Öğrenciler Cumhuriyet’in 100. yıl dönümüne özel olarak hazırladıkları bireysel çalışmalarda Atatürk'ün kurduğu Cumhuriyet’in değerleri olan özgürlük, eşitlik, adalet ve demokrasi kavramlarından ilham aldı. Geleceğin umut veren gençleri olarak savundukları değerleri yaratıcılıkla birleştiren öğrenciler, "Sonsuza Dek Cumhuriyet" sergisi için ortaya koydukları özgün çalışmalarla hem yeteneklerini gösteriyor hem de Cumhuriyetin kazanımlarını sanat yoluyla anlatma fırsatı yakalıyor. 35 öğrenci çalışmasının yer aldığı sergi yaz sonuna kadar Baksı Müzesi Depo Müze alanında gezilebilecek.
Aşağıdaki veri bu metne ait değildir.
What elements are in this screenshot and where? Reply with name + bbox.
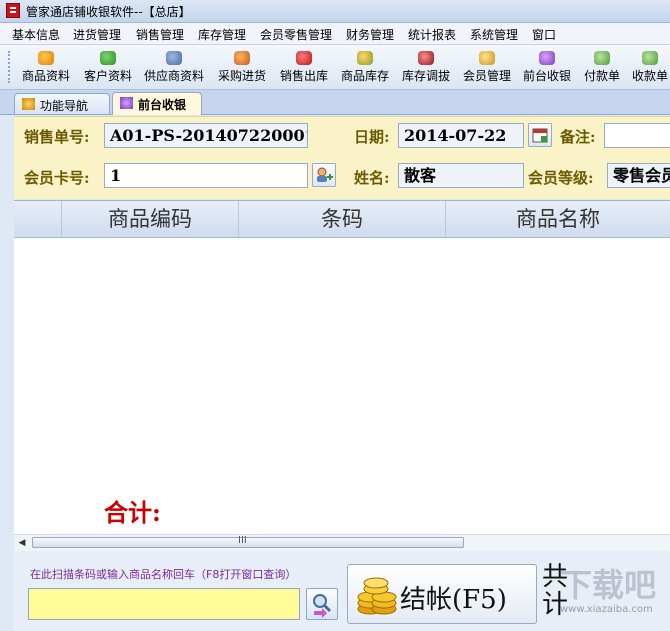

Baksı Müzesi benzersiz bir sanat kurumu

Baksı Müzesi, ressam ve akademisyen Prof. Dr. Hüsamettin Koçan’ın doğduğu köye bir vefa simgesi olarak hediye ettiği benzersiz bir sanat kurumu. Müze 2010 yılından bu yana kurulduğu bölgede yerelden evrensele sanatsal üretimlere ev sahipliği yapmanın yanı sıra, köy sakinlerinin ekonomik yaşantısına da hareketlilik katıyor. Müze bünyesindeki dokuma, çağdaş sanat, doğal boya, el sanatları, seramik atölyeleri ile sürekli üretime yönelik kaybolan el sanatlarını yeniden kazandırmayı amaçlıyor.
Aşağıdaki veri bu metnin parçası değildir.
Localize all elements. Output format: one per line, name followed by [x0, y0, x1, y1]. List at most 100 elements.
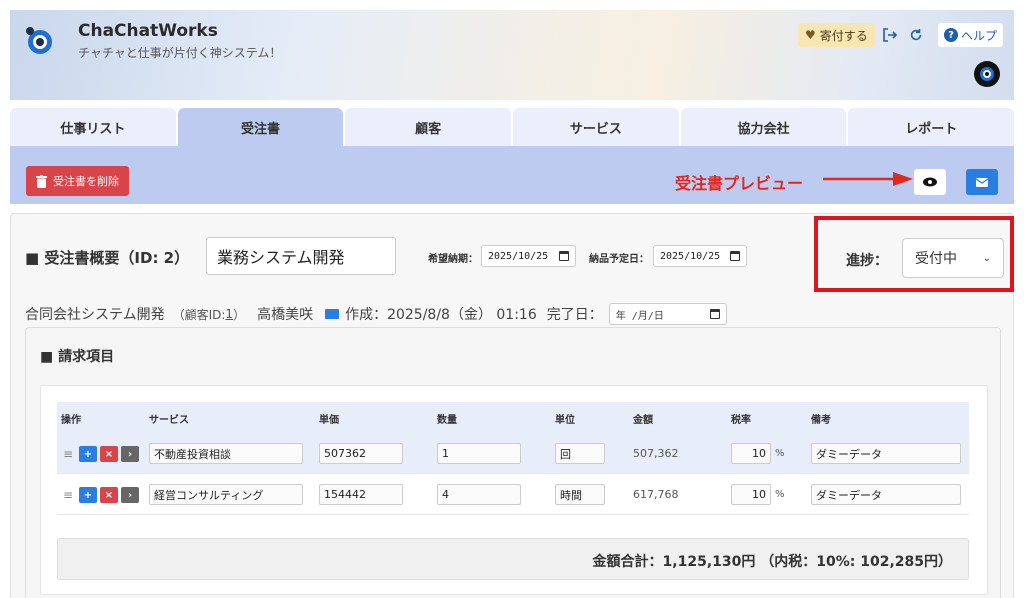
col-amount: 金額 — [633, 414, 653, 426]
quantity-input[interactable]: 1 — [437, 443, 521, 464]
add-row-button[interactable]: + — [79, 487, 97, 503]
drag-handle-icon[interactable]: ≡ — [63, 447, 73, 461]
service-input[interactable]: 経営コンサルティング — [149, 484, 303, 505]
tab-partners[interactable]: 協力会社 — [680, 108, 847, 146]
move-row-button[interactable]: › — [121, 446, 139, 462]
company-name: 合同会社システム開発 — [25, 307, 165, 323]
price-input[interactable]: 154442 — [319, 484, 403, 505]
col-tax: 税率 — [731, 414, 751, 426]
delete-order-button[interactable]: 受注書を削除 — [26, 166, 129, 196]
mail-icon — [976, 177, 988, 187]
table-row: ≡ + × › 不動産投資相談 507362 1 回 507,362 10 % … — [57, 434, 969, 474]
col-note: 備考 — [811, 414, 831, 426]
items-heading-text: 請求項目 — [58, 349, 115, 365]
tab-orders[interactable]: 受注書 — [177, 108, 344, 146]
tab-services[interactable]: サービス — [513, 108, 679, 146]
calendar-icon — [730, 251, 740, 261]
tax-input[interactable]: 10 — [731, 484, 771, 505]
status-highlight-box: 進捗： 受付中 ⌄ — [814, 216, 1014, 292]
col-unit: 単位 — [555, 414, 575, 426]
desired-date-value: 2025/10/25 — [488, 250, 549, 262]
app-subtitle: チャチャと仕事が片付く神システム！ — [78, 46, 282, 60]
percent-label: % — [775, 448, 785, 459]
items-table: 操作 サービス 単価 数量 単位 金額 税率 備考 ≡ + × › 不動産投資相… — [40, 385, 988, 595]
status-value: 受付中 — [915, 251, 957, 267]
planned-date-value: 2025/10/25 — [660, 250, 721, 262]
billing-items-panel: ■ 請求項目 操作 サービス 単価 数量 単位 金額 税率 備考 ≡ + × › — [25, 327, 1001, 598]
chevron-down-icon: ⌄ — [982, 252, 991, 264]
col-operations: 操作 — [61, 414, 81, 426]
user-avatar[interactable] — [974, 61, 1000, 87]
help-button[interactable]: ? ヘルプ — [938, 23, 1004, 47]
planned-date-label: 納品予定日： — [589, 254, 649, 265]
status-label: 進捗： — [846, 253, 888, 269]
planned-date-input[interactable]: 2025/10/25 — [653, 245, 747, 267]
send-mail-button[interactable] — [966, 169, 998, 195]
desired-date-label: 希望納期： — [428, 254, 478, 265]
trash-icon — [36, 174, 47, 188]
move-row-button[interactable]: › — [121, 487, 139, 503]
drag-handle-icon[interactable]: ≡ — [63, 488, 73, 502]
tab-jobs[interactable]: 仕事リスト — [10, 108, 176, 146]
done-date-placeholder: 年 /月/日 — [615, 310, 664, 322]
done-date-label: 完了日： — [546, 307, 603, 323]
add-row-button[interactable]: + — [79, 446, 97, 462]
col-quantity: 数量 — [437, 414, 457, 426]
status-select[interactable]: 受付中 ⌄ — [902, 238, 1004, 278]
tab-customers[interactable]: 顧客 — [345, 108, 512, 146]
arrow-icon — [823, 172, 913, 186]
heart-icon: ♥ — [805, 28, 816, 42]
customer-id-prefix: （顧客ID: — [172, 307, 226, 322]
percent-label: % — [775, 489, 785, 500]
eye-icon — [923, 177, 937, 187]
order-title-input[interactable]: 業務システム開発 — [206, 237, 396, 275]
table-header: 操作 サービス 単価 数量 単位 金額 税率 備考 — [57, 402, 969, 434]
calendar-icon — [709, 309, 720, 319]
donate-button[interactable]: ♥ 寄付する — [798, 23, 875, 47]
remove-row-button[interactable]: × — [100, 446, 118, 462]
help-label: ヘルプ — [961, 28, 998, 43]
created-at: 作成：2025/8/8（金） 01:16 — [345, 307, 537, 323]
tax-input[interactable]: 10 — [731, 443, 771, 464]
preview-annotation: 受注書プレビュー — [675, 174, 804, 193]
unit-input[interactable]: 回 — [555, 443, 605, 464]
col-service: サービス — [149, 414, 189, 426]
note-input[interactable]: ダミーデータ — [811, 484, 961, 505]
remove-row-button[interactable]: × — [100, 487, 118, 503]
amount-value: 617,768 — [633, 488, 679, 501]
items-heading: ■ 請求項目 — [40, 349, 115, 365]
order-info-row: 合同会社システム開発 （顧客ID: 1 ） 高橋美咲 作成：2025/8/8（金… — [25, 303, 727, 325]
logo-icon — [26, 27, 52, 54]
done-date-input[interactable]: 年 /月/日 — [608, 303, 727, 325]
tab-reports[interactable]: レポート — [848, 108, 1015, 146]
donate-label: 寄付する — [819, 28, 868, 43]
quantity-input[interactable]: 4 — [437, 484, 521, 505]
action-bar: 受注書を削除 受注書プレビュー — [10, 146, 1014, 204]
app-title: ChaChatWorks — [78, 21, 218, 41]
refresh-icon[interactable] — [904, 23, 928, 47]
question-icon: ? — [944, 28, 958, 42]
amount-value: 507,362 — [633, 447, 679, 460]
total-box: 金額合計：1,125,130円 （内税：10%: 102,285円） — [57, 538, 969, 580]
main-tabs: 仕事リスト 受注書 顧客 サービス 協力会社 レポート — [10, 108, 1015, 146]
logout-icon[interactable] — [878, 23, 902, 47]
delete-order-label: 受注書を削除 — [53, 175, 119, 188]
summary-heading-text: 受注書概要（ID: 2） — [44, 249, 190, 267]
preview-button[interactable] — [914, 169, 946, 195]
note-input[interactable]: ダミーデータ — [811, 443, 961, 464]
unit-input[interactable]: 時間 — [555, 484, 605, 505]
table-row: ≡ + × › 経営コンサルティング 154442 4 時間 617,768 1… — [57, 475, 969, 515]
row-operations: ≡ + × › — [63, 487, 139, 503]
summary-heading: ■ 受注書概要（ID: 2） — [25, 249, 190, 267]
desired-date-input[interactable]: 2025/10/25 — [481, 245, 576, 267]
price-input[interactable]: 507362 — [319, 443, 403, 464]
mail-icon[interactable] — [325, 309, 340, 319]
total-amount: 金額合計：1,125,130円 （内税：10%: 102,285円） — [592, 554, 952, 570]
contact-person: 高橋美咲 — [257, 307, 314, 323]
order-detail-panel: ■ 受注書概要（ID: 2） 業務システム開発 希望納期： 2025/10/25… — [10, 213, 1014, 598]
customer-id-link[interactable]: 1 — [225, 307, 233, 321]
row-operations: ≡ + × › — [63, 446, 139, 462]
app-header: ChaChatWorks チャチャと仕事が片付く神システム！ ♥ 寄付する ? … — [10, 10, 1014, 100]
service-input[interactable]: 不動産投資相談 — [149, 443, 303, 464]
customer-id-suffix: ） — [233, 307, 246, 322]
"Cumhuriyet sevgi, demokrasi, eşitlik der. Bize kendiniz olun, öğrenin ve gelecek kuşaklara daha iyi bir dünya hazırlayın diyor’’
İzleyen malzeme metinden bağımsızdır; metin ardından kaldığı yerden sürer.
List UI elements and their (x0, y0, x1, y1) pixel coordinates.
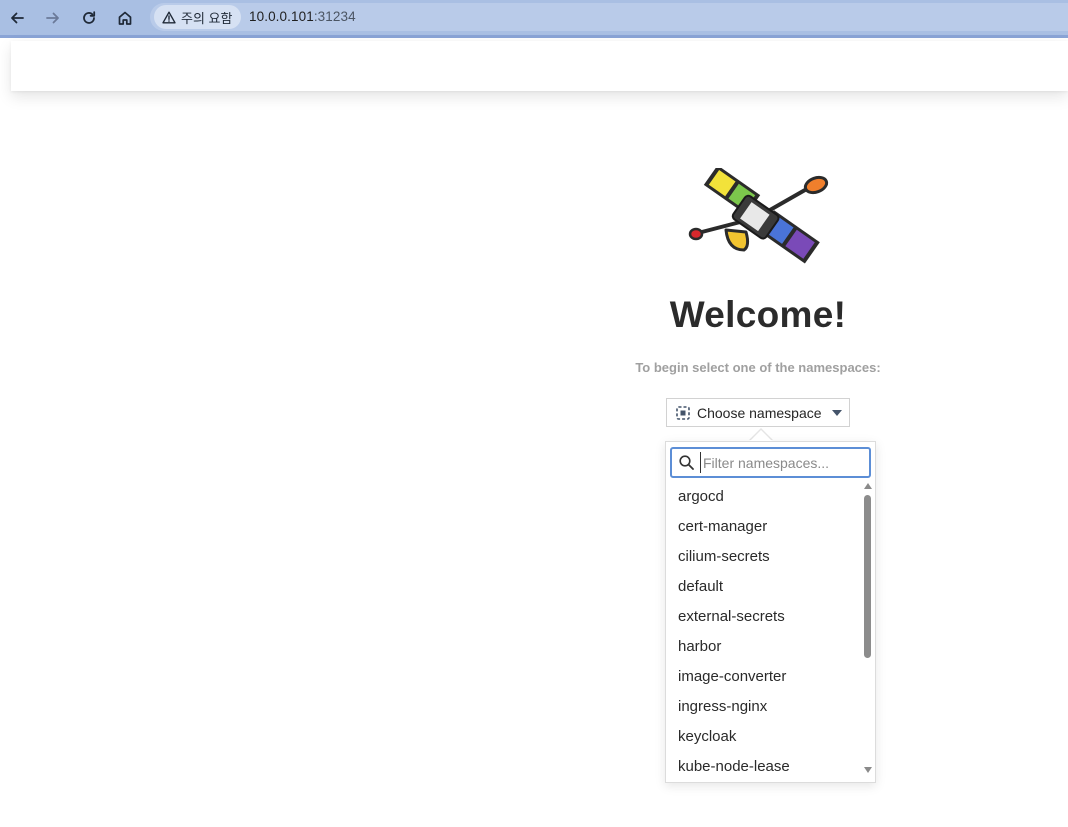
caret-down-icon (831, 409, 842, 416)
namespace-list-item[interactable]: argocd (666, 482, 861, 512)
forward-button[interactable] (39, 4, 67, 32)
namespace-list-item[interactable]: harbor (666, 632, 861, 662)
scroll-up-arrow-icon[interactable] (864, 483, 872, 489)
reload-button[interactable] (75, 4, 103, 32)
filter-namespaces-input[interactable] (700, 452, 865, 473)
back-button[interactable] (3, 4, 31, 32)
reload-icon (83, 11, 96, 24)
scrollbar-thumb[interactable] (864, 495, 871, 658)
security-label: 주의 요함 (181, 10, 233, 26)
arrow-right-icon (46, 12, 59, 24)
scroll-down-arrow-icon[interactable] (864, 767, 872, 773)
address-bar[interactable]: 주의 요함 10.0.0.101:31234 (150, 3, 1068, 31)
namespace-dropdown: argocdcert-managercilium-secretsdefaulte… (665, 441, 876, 783)
arrow-left-icon (11, 12, 24, 24)
search-icon (679, 455, 694, 470)
browser-toolbar: 주의 요함 10.0.0.101:31234 (0, 0, 1068, 38)
warning-triangle-icon (162, 11, 176, 23)
url-host: 10.0.0.101 (249, 9, 314, 24)
home-icon (118, 11, 132, 25)
namespace-list-item[interactable]: cilium-secrets (666, 542, 861, 572)
welcome-title: Welcome! (669, 294, 847, 335)
welcome-subtitle: To begin select one of the namespaces: (635, 360, 881, 375)
choose-namespace-button[interactable]: Choose namespace (666, 398, 850, 427)
scrollbar[interactable] (862, 482, 874, 778)
url-port: :31234 (313, 9, 356, 24)
namespace-list-item[interactable]: cert-manager (666, 512, 861, 542)
namespace-list-item[interactable]: ingress-nginx (666, 692, 861, 722)
url-text[interactable]: 10.0.0.101:31234 (249, 9, 356, 24)
dropdown-pointer-inner (750, 430, 772, 441)
namespace-list-item[interactable]: keycloak (666, 722, 861, 752)
filter-field[interactable] (670, 447, 871, 478)
app-header (11, 41, 1068, 91)
namespace-list-item[interactable]: default (666, 572, 861, 602)
namespace-list: argocd cert-manager cilium-secrets default e… (666, 482, 861, 780)
namespace-list-item[interactable]: kube-node-lease (666, 752, 861, 780)
namespace-icon (676, 405, 690, 420)
security-chip[interactable]: 주의 요함 (154, 5, 242, 29)
satellite-logo (688, 168, 829, 264)
namespace-list-item[interactable]: image-converter (666, 662, 861, 692)
choose-namespace-label: Choose namespace (697, 404, 822, 421)
namespace-list-item[interactable]: external-secrets (666, 602, 861, 632)
home-button[interactable] (111, 4, 139, 32)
Baksı Müzesi’nin kurucusu Prof. Dr. Hüsamettin Koçan, sergi açılışında yaptığı konuşmada şunları kaydetti:

"Baksı bir Cumhuriyet değeridir. Cumhuriyet olmasaydı Baksı Müzesi’ni yapma fikri de olmayacaktı. Cumhuriyetin bize kendiniz olun, öğrenin ve gelecek kuşaklara daha iyi bir dünya hazırlayın diyen bir ideolojisi var. Yaptığım tüm işler bu ideolojinin eseridir. Sevgi, demokrasi, eşitlik… Hepsi onunla ilgilidir. Kadınlar ve çocuklar toplumun gelişmesi için en önemli potansiyeli taşıyorlar. Çocuklarımız iyi bir eğitim alacaklar ki, daha sevgi dolu, demokrat, barışçıl, doğayı seven insanlar olacaklar ve insan mutluluğu için değer üretecekler. Bugün çok güzel bir sergi açtık. İTÜ GVO ile açtığımız bu sergi bir ilk adım. Çocuklar hem Cumhuriyet’i can alıcı bir biçimde anlatıyorlar, hem de kendi üsluplarıyla, kendi kimlikleriyle, kendi kişilikleriyle anlatıyorlar. Bu kadar büyük bir anlatı becerisi ve bu kadar çeşitlilik beni gelecek için çok umutlandırıyor."